2. SF Crowsnest (<http://www.sfcrowsnest.co.uk/>)

This is a European SF site, edited by Stephen Hunt, somewhat newsy and reviewsy. I saw three short-shorts there, two by Geoff Wilmetts and one by Lori Simpson. They qualify as cute but not particularly memorable -- more or less what you'd expect from short-shorts. I could have missed a story or two along the way.

3. SciFi Dimensions (<http://www.scifidimensions.com/>)

Another newsy site, edited by John C. Snider. There were five new stories here, all short stories, about 18000 words total. I rather liked a story by William Ledbetter, "Ascension Salad", about a man who has lost his lover to digital upload.

4. The Agony Column (<http://trashotron.com/agony/>)

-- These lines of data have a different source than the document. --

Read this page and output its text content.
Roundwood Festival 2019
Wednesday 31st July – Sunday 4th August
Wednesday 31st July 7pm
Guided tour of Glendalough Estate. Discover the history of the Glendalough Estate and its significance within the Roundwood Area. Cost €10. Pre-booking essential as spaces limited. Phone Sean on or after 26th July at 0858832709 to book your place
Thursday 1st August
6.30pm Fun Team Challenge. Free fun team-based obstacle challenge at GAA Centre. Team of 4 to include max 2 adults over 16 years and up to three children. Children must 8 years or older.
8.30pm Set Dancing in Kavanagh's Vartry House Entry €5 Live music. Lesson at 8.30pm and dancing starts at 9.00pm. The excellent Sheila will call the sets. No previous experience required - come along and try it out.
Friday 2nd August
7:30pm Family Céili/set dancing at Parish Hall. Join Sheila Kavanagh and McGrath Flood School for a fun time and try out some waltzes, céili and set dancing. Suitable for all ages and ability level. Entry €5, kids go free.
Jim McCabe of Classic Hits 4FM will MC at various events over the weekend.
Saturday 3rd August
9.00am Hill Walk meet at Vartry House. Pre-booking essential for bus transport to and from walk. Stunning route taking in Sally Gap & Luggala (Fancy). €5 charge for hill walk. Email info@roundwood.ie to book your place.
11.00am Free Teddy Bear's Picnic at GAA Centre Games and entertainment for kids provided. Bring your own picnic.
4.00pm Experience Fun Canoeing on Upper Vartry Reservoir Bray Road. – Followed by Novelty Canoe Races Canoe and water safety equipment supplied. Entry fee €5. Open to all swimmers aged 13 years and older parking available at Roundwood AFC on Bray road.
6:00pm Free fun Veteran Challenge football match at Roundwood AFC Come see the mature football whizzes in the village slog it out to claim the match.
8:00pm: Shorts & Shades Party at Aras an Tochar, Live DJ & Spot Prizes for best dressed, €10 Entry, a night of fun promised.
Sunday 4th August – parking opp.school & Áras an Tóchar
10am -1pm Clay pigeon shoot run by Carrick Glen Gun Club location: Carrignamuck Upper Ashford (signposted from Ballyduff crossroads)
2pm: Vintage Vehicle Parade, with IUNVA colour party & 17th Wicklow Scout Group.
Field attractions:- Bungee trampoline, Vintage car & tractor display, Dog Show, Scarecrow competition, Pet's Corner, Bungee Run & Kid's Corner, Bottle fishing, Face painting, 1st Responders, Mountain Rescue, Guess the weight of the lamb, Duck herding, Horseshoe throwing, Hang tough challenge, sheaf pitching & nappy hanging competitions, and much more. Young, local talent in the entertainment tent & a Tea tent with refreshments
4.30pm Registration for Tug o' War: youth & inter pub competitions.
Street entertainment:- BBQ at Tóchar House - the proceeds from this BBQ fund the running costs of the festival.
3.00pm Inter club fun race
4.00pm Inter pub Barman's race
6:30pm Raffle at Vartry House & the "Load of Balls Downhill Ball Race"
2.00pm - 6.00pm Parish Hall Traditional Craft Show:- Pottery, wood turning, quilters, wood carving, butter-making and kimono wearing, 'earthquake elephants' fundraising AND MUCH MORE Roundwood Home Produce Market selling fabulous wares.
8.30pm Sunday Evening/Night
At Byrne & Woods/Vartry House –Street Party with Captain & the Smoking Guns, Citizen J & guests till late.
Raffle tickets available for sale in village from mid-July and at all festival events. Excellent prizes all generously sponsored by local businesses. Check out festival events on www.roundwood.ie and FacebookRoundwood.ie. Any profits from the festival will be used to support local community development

This is Rick Kleffel's site, another newsy/reviewsy thing, pretty interesting mostly for Rick's reviews. He publishes very occasional fiction -- one story this year, "Botticelli" by Elizabeth Bear (3900 words) -- a good story.

5. From the Asylum (<http://www.fromtheasylum.com/>)

A fiction/poetry site. They published 29 stories last year. I admit I only read one, "Uncle Plum's Lunar Expedition", a 10,000 word novelette by Paul E. Martens. This is a P. G. Wodehouse pastiche, featuring Wodehouse himself as a character, traveling to the Moon to help his nephew out of a romantic tangle. It's funny enough, pretty entertaining, though, not I hope surprisingly, not a patch on Wodehouse.